Semi-Daily Journal Archive

The Blogspot archive of the weblog of J. Bradford DeLong, Professor of Economics and Chair of the PEIS major at U.C. Berkeley, a Research Associate of the National Bureau of Economic Research, and former Deputy Assistant Secretary of the U.S. Treasury.

Tuesday, January 31, 2006

Brendan Nyhan on George Allen

The Republican bench looks--if possible--worse than the Republican lineup. Brendan Nyhan writes:

Brendan Nyhan: George Allen is well-informed about the Fed : Ladies and gentlemen, I give you the man many GOP insiders think will be their next presidential nominee, inspiring confidence with his grasp of current events:

Wall Street may be intensely interested in just about every word ever uttered by Mr.
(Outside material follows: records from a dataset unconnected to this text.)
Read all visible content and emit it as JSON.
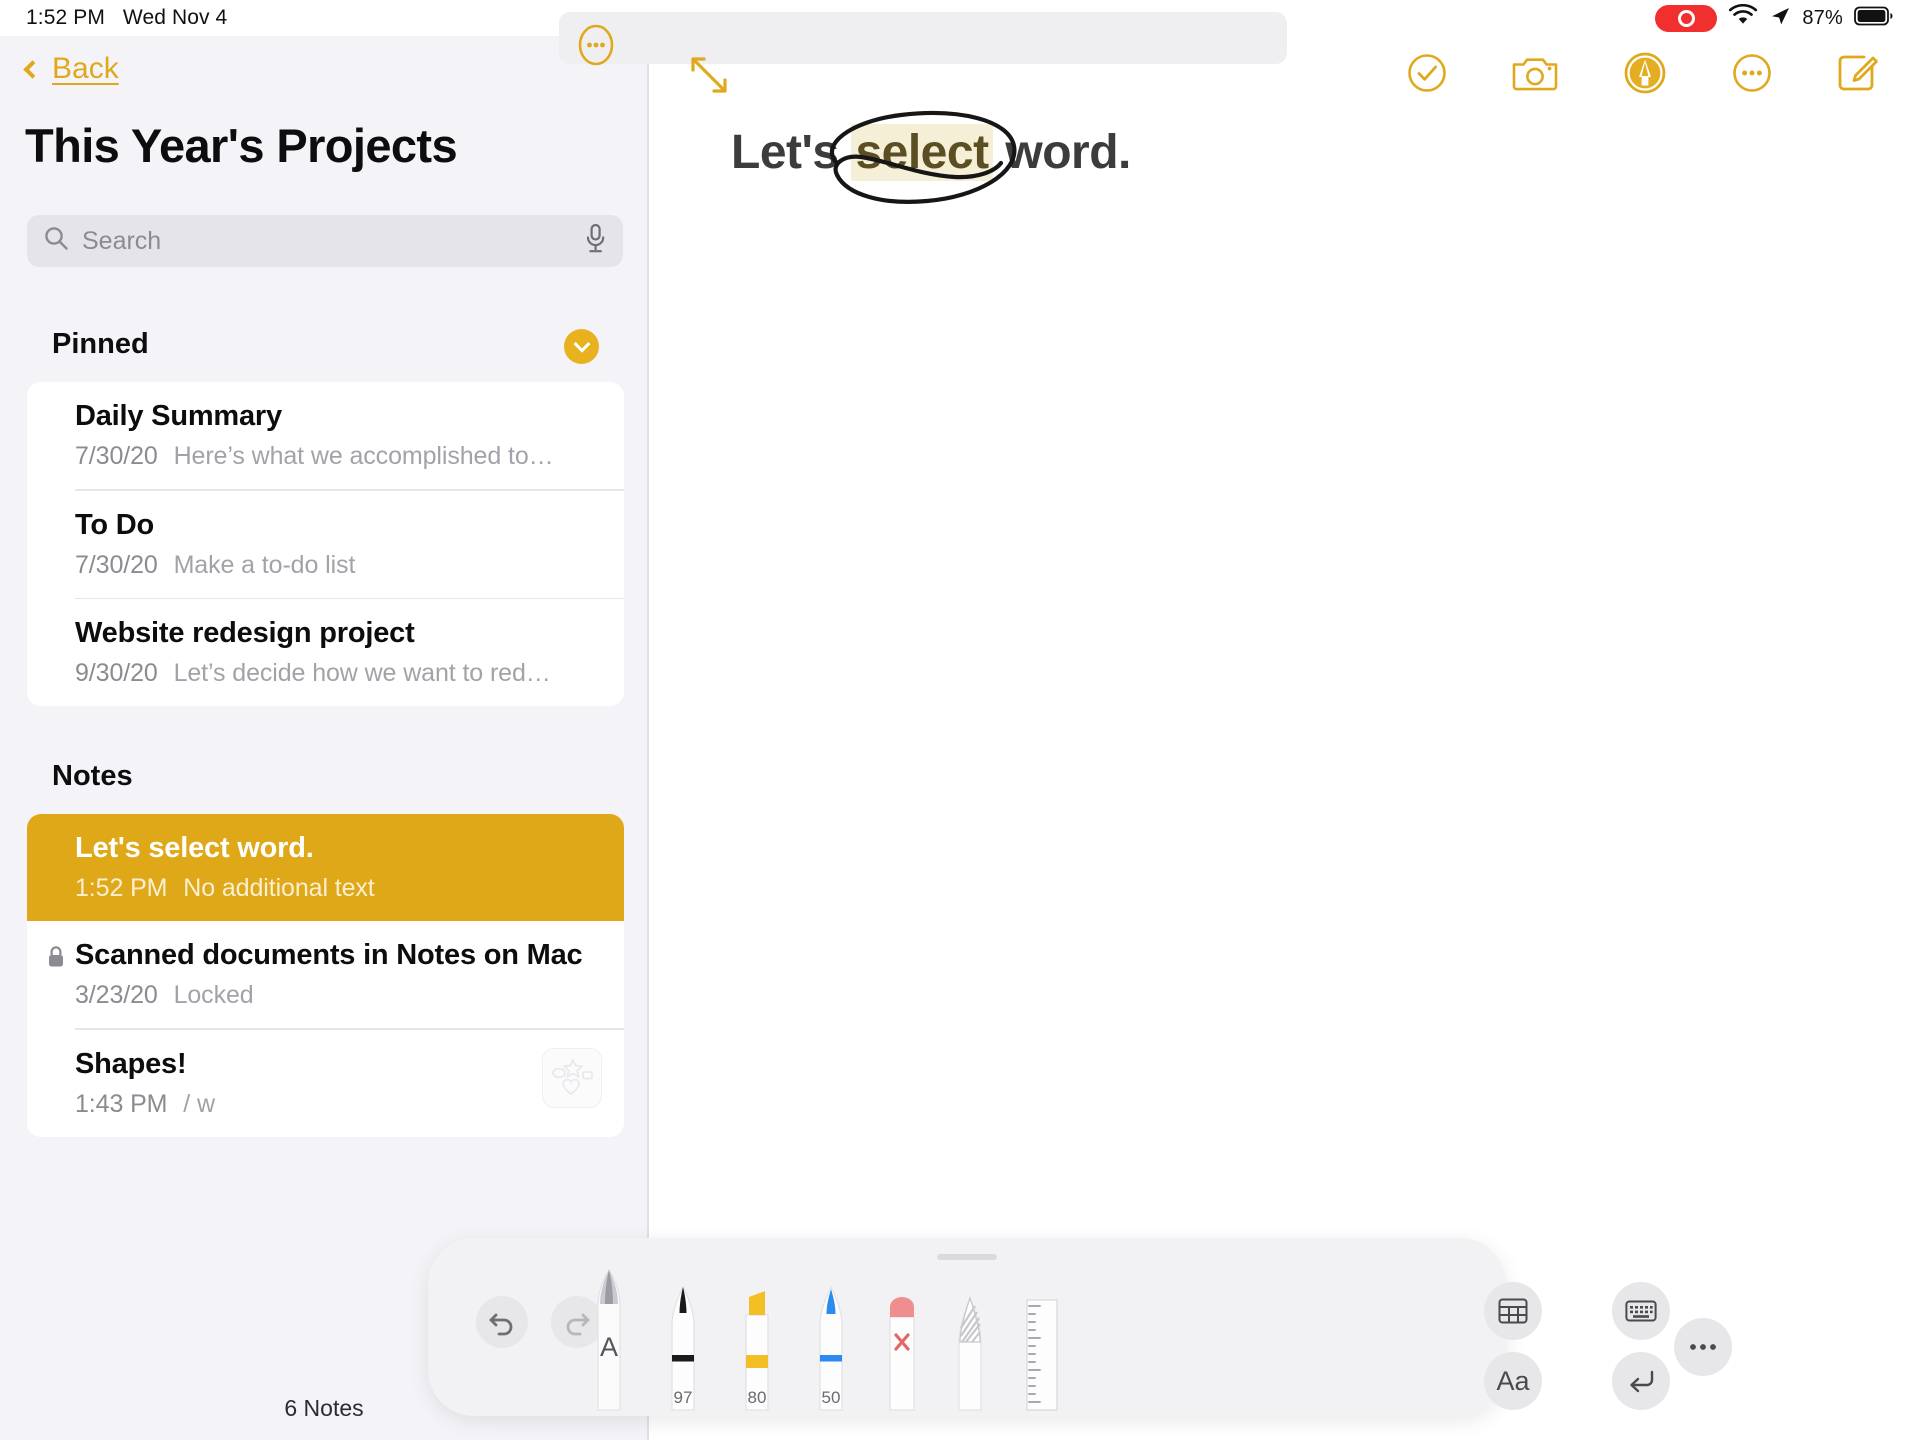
{
  "statusbar": {
    "time": "1:52 PM",
    "date": "Wed Nov 4",
    "recording_icon": "screen-recording-icon",
    "wifi_icon": "wifi-icon",
    "location_icon": "location-arrow-icon",
    "battery_percent": "87%",
    "battery_icon": "battery-icon"
  },
  "sidebar": {
    "back_label": "Back",
    "back_icon": "chevron-left-icon",
    "folder_title": "This Year's Projects",
    "search": {
      "placeholder": "Search",
      "search_icon": "search-icon",
      "mic_icon": "microphone-icon"
    },
    "pinned": {
      "header": "Pinned",
      "toggle_icon": "chevron-down-icon",
      "items": [
        {
          "title": "Daily Summary",
          "date": "7/30/20",
          "snippet": "Here’s what we accomplished to…"
        },
        {
          "title": "To Do",
          "date": "7/30/20",
          "snippet": "Make a to-do list"
        },
        {
          "title": "Website redesign project",
          "date": "9/30/20",
          "snippet": "Let’s decide how we want to red…"
        }
      ]
    },
    "notes": {
      "header": "Notes",
      "items": [
        {
          "title": "Let's select word.",
          "date": "1:52 PM",
          "snippet": "No additional text",
          "selected": true,
          "locked": false,
          "thumb": false
        },
        {
          "title": "Scanned documents in Notes on Mac",
          "date": "3/23/20",
          "snippet": "Locked",
          "selected": false,
          "locked": true,
          "thumb": false
        },
        {
          "title": "Shapes!",
          "date": "1:43 PM",
          "snippet": "/ w",
          "selected": false,
          "locked": false,
          "thumb": true
        }
      ]
    },
    "footer_count": "6 Notes",
    "lock_icon": "lock-icon",
    "thumb_icon": "shapes-thumbnail-icon"
  },
  "editor": {
    "toolbar": {
      "more_icon": "ellipsis-circle-icon",
      "expand_icon": "expand-diagonal-arrows-icon",
      "right_icons": [
        "checklist-circle-icon",
        "camera-icon",
        "markup-pen-icon",
        "more-ellipsis-icon",
        "compose-icon"
      ]
    },
    "note": {
      "text_before": "Let's ",
      "selected_word": "select",
      "text_after": " word.",
      "lasso_annotation": "hand-drawn-lasso-circle"
    }
  },
  "drawbar": {
    "grabber": "drag-handle",
    "undo_icon": "undo-icon",
    "redo_icon": "redo-icon",
    "tools": [
      {
        "name": "apple-pencil-tool",
        "label": "A",
        "size": ""
      },
      {
        "name": "pen-tool",
        "label": "",
        "size": "97",
        "color": "#1B1B1B"
      },
      {
        "name": "highlighter-tool",
        "label": "",
        "size": "80",
        "color": "#F2C024"
      },
      {
        "name": "marker-tool",
        "label": "",
        "size": "50",
        "color": "#2C8BF0"
      },
      {
        "name": "eraser-tool",
        "label": "",
        "size": "",
        "color": "#EE8E8E"
      },
      {
        "name": "lasso-select-tool",
        "label": "",
        "size": "",
        "color": "#BEBEC2"
      },
      {
        "name": "ruler-tool",
        "label": "",
        "size": "",
        "color": "#D6D6DA"
      }
    ],
    "right_buttons": [
      {
        "name": "insert-table-button",
        "icon": "table-icon",
        "label": ""
      },
      {
        "name": "text-style-button",
        "icon": "text-aa-icon",
        "label": "Aa"
      },
      {
        "name": "keyboard-button",
        "icon": "keyboard-icon",
        "label": ""
      },
      {
        "name": "return-button",
        "icon": "return-arrow-icon",
        "label": ""
      },
      {
        "name": "more-options-button",
        "icon": "ellipsis-icon",
        "label": ""
      }
    ]
  },
  "colors": {
    "accent_gold": "#E0A81C",
    "selected_row_gold": "#DFA819",
    "sidebar_bg": "#F4F4F8",
    "highlight_cream": "#F6EFD8",
    "record_red": "#F22F2F"
  }
}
Bernanke, the former Princeton economist and chairman of the White House Council of Economic Advisers who is President Bush's choice to succeed Alan Greenspan.

But in Washington, he is barely on some people's radar screens. Indeed, here is what Senator George Allen of Virginia, who is considering a bid for the Republican presidential nomination in 2008, said when asked his opinion of the Bernanke nomination.

"For what?"

Told that Mr. Bernanke was up for the Fed chairman's job, Mr. Allen hedged a little, said he had not been focused on it, and wondered aloud when the hearings would be. Told that the Senate Banking Committee hearings had concluded in November, the senator responded: "You mean I missed them all? I paid no attention to them."